A pool made up of private student loans, entirely, will collateralize the $2.2 billion SMB Private Education Loan Trust, 2022-B.

Salle Mae sponsored the transaction, for which it is also administrator. Sallie Mae Bank underwrote and originated all of the loans under the Smart Option Student Loan Program, which do not benefit from a guarantee from the U.S. government, according to a presale report from Moody’s Investors Service.

Although Smart Option loans lack a government guarantee, they typically are extended to borrowers with higher credit quality, as demonstrated by higher FICO scores and a higher percentage of co-signers. Also, a portion of loans is extended to students who make payments while they are still in school.

Moody’s noted one particular credit strength: the loans have no exposure to any basis risk between prime and Libor, because the loan pool does not contain loans indexed to the prime rate, the rating agency said.

Credit Suisse Securities is the initial note purchaser for the deal, which will repay note holders through a senior-subordinate pro rata structure. Subordinate notes will receive scheduled and unscheduled principal collections after the more senior notes meet their respective target enhancement levels. This arrangement is likely to increase the average life of the senior notes and expose them to additional credit risk.

Moody’s expects to assign  ‘Aaa’ ratings to the fixed-rate, class A A-1A notes and the floating-rate class A-1B notes, both of which have a principal amount of $871.9 million.
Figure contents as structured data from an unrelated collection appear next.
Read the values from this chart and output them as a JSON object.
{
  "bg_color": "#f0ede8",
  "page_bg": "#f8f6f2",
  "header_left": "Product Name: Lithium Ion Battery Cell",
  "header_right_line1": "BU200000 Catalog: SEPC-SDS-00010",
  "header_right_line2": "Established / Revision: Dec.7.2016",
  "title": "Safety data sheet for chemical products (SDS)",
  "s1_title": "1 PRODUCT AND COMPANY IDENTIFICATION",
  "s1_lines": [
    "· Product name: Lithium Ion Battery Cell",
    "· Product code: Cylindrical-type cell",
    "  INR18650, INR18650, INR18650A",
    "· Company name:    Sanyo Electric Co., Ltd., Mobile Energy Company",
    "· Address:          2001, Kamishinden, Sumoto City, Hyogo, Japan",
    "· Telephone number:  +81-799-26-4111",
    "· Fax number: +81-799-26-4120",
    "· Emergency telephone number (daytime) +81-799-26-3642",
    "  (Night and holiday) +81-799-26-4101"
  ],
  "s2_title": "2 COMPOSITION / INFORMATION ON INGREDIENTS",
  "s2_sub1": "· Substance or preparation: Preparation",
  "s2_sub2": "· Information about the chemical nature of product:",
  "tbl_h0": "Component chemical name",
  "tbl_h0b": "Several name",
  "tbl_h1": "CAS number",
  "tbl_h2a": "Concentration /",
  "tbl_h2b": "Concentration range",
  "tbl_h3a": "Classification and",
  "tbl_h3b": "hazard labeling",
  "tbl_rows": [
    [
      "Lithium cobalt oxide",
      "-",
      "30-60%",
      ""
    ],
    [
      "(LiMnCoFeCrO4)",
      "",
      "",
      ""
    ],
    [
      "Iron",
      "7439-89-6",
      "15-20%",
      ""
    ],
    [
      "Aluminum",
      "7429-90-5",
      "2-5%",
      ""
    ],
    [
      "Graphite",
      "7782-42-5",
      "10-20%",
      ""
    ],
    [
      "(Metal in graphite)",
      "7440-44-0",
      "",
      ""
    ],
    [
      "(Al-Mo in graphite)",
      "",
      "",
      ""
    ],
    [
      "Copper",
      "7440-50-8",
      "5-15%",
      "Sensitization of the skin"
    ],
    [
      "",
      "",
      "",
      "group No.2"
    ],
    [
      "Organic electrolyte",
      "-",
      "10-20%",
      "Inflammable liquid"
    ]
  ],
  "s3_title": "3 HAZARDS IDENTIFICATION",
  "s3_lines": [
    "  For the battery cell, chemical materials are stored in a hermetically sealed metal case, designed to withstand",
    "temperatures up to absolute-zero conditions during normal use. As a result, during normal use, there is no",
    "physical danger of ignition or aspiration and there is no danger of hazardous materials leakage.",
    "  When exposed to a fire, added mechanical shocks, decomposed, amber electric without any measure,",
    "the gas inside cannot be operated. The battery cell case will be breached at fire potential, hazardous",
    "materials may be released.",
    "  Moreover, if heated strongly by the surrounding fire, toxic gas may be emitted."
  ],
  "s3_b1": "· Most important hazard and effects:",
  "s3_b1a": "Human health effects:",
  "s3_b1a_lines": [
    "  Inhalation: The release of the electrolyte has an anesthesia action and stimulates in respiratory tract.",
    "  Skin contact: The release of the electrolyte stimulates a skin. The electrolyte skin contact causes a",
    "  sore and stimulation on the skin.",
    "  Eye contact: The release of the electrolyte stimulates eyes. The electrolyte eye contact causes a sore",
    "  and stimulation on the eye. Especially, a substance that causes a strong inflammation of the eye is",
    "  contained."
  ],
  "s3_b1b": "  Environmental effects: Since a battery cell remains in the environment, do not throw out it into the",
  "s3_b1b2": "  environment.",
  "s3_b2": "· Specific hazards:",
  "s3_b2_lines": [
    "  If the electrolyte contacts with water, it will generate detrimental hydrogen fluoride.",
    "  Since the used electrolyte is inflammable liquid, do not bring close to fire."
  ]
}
Moody’s noted that among Environmental, Social and Governance (ESG) risks, social considerations pose the most risk to the transaction. Payment plans and relief programs are on the rise, particularly forbearance, income-contingent payment plans and interest rate reductions, the rating agency noted. These programs increase maturity risk in private student loan ABS.

Further, private student loans such as the ones in the pool are exposed to borrower relationship risks surrounding the disclosure of servicing policies and deceptive or abusive practices. Such disclosures could increase litigation risks against private student loan servicers, the rating agency said.

Borrowers of the loans in the pool have an principal balance of $14,956 and their loans have a weighted average (WA) remaining term of 146 months.

Some 91.9% of Smart Option loans in the SMB 2022-B pool are co-signed, and Moody’s noted a much stronger track record with those types of loans.  

Smart Option loans had a 4.0% cumulative default rate of the 2011 repayment vintage, compared with a 5.8% cumulative default rate of Signature loans from the same vintage.